Genomics carries great expectations: the power to help health-care providers assess and assist their patients in managing their individualized risks for common, serious medical conditions, such as cancer and heart disease. However, how to effectively meld genetic risk assessments into health care is a complex question.
Several medical research institutions across the nation, including UW Medicine and its local partners, are joining forces, through a National Institutes of Health effort, to evaluate the use of genomic information in guiding clinical care for people from a variety of backgrounds.
“Substantial challenges must be addressed before genomic medicine is a part of standard medical care,” said Gail Jarvik, professor of medicine and head of the Division of Medical Genetics at the University of Washington School of Medicine. She will lead the participating clinical and research site in Seattle as the contact principal investigator.
The National Institutes of Health announced a total of $75 million in funding over the next five years for what will be called the Electronic Medical Records and Genomics (eMERGE) Genomic Risk Assessment and Management Network. Please see the NIH press release.

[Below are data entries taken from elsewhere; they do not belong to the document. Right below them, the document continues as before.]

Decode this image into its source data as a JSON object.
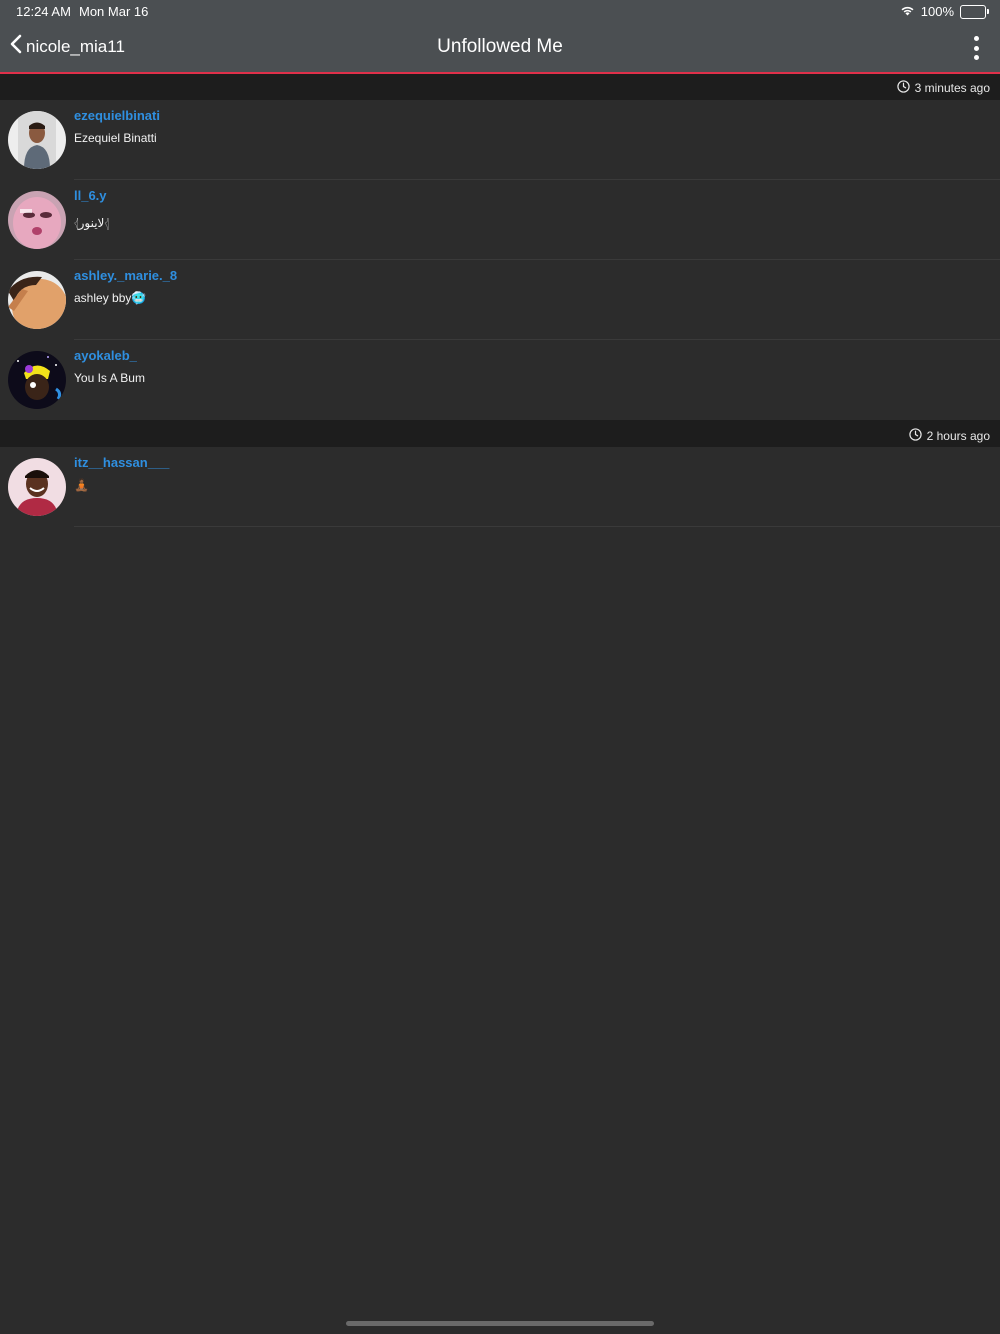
{
  "status_bar": {
    "time": "12:24 AM",
    "date": "Mon Mar 16",
    "battery": "100%",
    "battery_level": 1.0
  },
  "nav": {
    "back_label": "nicole_mia11",
    "title": "Unfollowed Me"
  },
  "sections": [
    {
      "time_label": "3 minutes ago",
      "users": [
        {
          "username": "ezequielbinati",
          "full_name": "Ezequiel Binatti"
        },
        {
          "username": "ll_6.y",
          "full_name": "𓂆لاينور𓂆"
        },
        {
          "username": "ashley._marie._8",
          "full_name": "ashley bby🥶"
        },
        {
          "username": "ayokaleb_",
          "full_name": "You Is A Bum"
        }
      ]
    },
    {
      "time_label": "2 hours ago",
      "users": [
        {
          "username": "itz__hassan___",
          "full_name": "🧘🏾"
        }
      ]
    }
  ],
  "colors": {
    "accent": "#2f8fe0",
    "header_bg": "#4b4f52",
    "header_underline": "#e0304a",
    "background": "#2c2c2c",
    "section_bg": "#1d1d1d"
  }
}
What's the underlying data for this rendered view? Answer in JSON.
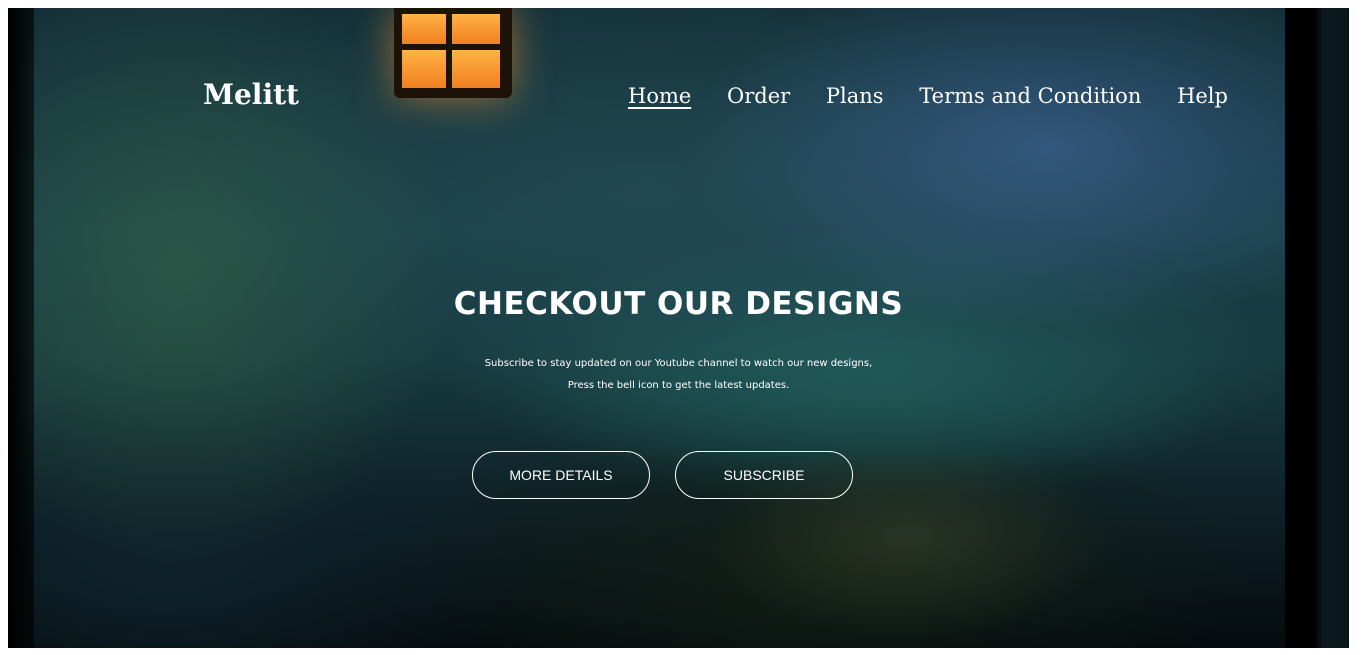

The network first will establish protocols and methodologies for improved genomic risk scoring for diverse populations, and then will integrate these assessments into clinical care. The eMERGE Network grant is through the National Human Genome Research Institute, a part of NIH. eMERGE has advanced through stages of implementing the promise of genomic sciences in health care. UW Medicine has participated in these stages. This will be stage IV.
Part of the national network, eMERGE IV Northwest will bring together clinicians, scientists and professionals in other fields from UW Medicine, UW Health Sciences, the Fred Hutchinson Cancer Research Center, and the Brotman Baty Institute for Precision Medicine. It will receive funding for total costs during five years of $7.1 million, beginning this July.
The eMERGE Network will be inclusive of participants across all ancestry groups, including multi-ancestries, and diverse ways of life.
eMERGE IV will aggregate, into a single score that informs about the risk of a disease, a participant’s polygenic test information, which looks at variants from across the genome, as well as other known risk factors, such as personal and family medical history, environmental and social determinants, and physical and lab results. This score would let clinicians know which patients might benefit from appropriate screenings or other interventions.
The five medical conditions that eMERGE IV Northwest will concentrate on are: breast cancer, colon cancer, glaucoma, cardiovascular disease, and osteoporosis (a type of bone loss that can precipitate debilitating fractures, such as a broken hip.)
“In some instances, these might be cases where clinical management might be improved by earlier diagnosis,” said David Crosslin, associate professor of biomedical informatics and medical education at the UW School of Medicine and one of the multi-principal investigators on the grant. For example, some people, because of their risk scores, might be given bone scans for osteoporosis, or colonoscopies or mammograms at a younger age than traditionally recommended. Those at greater risk for a disease might be candidates for preventive and diagnostic measures.
He said that biomedical informatics would be a part of several aspects of eMERGE IV. These include clinical decision support within the electronic medical record. It also can include natural language analysis of physician notes to capture patient information not found in other parts of the chart, such as health behaviors and beliefs, that might also be predictive of disease susceptibility.
“Medical informatics is a very hot area now. The ability to mine electronic medical record data for additional variables that could affect health is supercritical,” Crosslin said.
Jarvik and Crosslin also pointed out that, in addition to experts specializing in each of the medical conditions that are the focus of the Northwest site, leaders in health economics and in the ethical and societal aspects of genomics and health care will also be part of the research team. Medical, as well as economic, outcomes will be measured. Stakeholder engagement will be encouraged to obtain comments from participants and their families.
Each of the eMERGE IV sites across the country will benefit from the collective insights of the national network.
“We will have a sort of ‘bake-off’ to pick which of the risk scores will be implemented across the network,” said Jarvik, “and we will share information on what is helpful and what is not.” The latest effort will build on previous eMERGE studies, which included UW, of patients’ combined genomic and clinical data over the past dozen years or more.
“eMERGE made a name for itself in using health records to understand the implications of certain genetic findings,” she said.
In that time, the researchers said, medical genetics has gotten better at predicting the chances of common disorders, and of returning that information to patients to stratify risks. Discovery, they say, is evolving from identifying gene variations that might put people at increased odds of having certain diseases, to incorporating that information earlier on into patient care decisions.
Commenting on this next stage, Jarvik said, “This is a truly cutting edge project that involves 14 UW faculty and 2 Fred Hutch investigators, as part of a national consortium, to develop and deliver genomic risk scores for the common disease to UW Medicine patients.”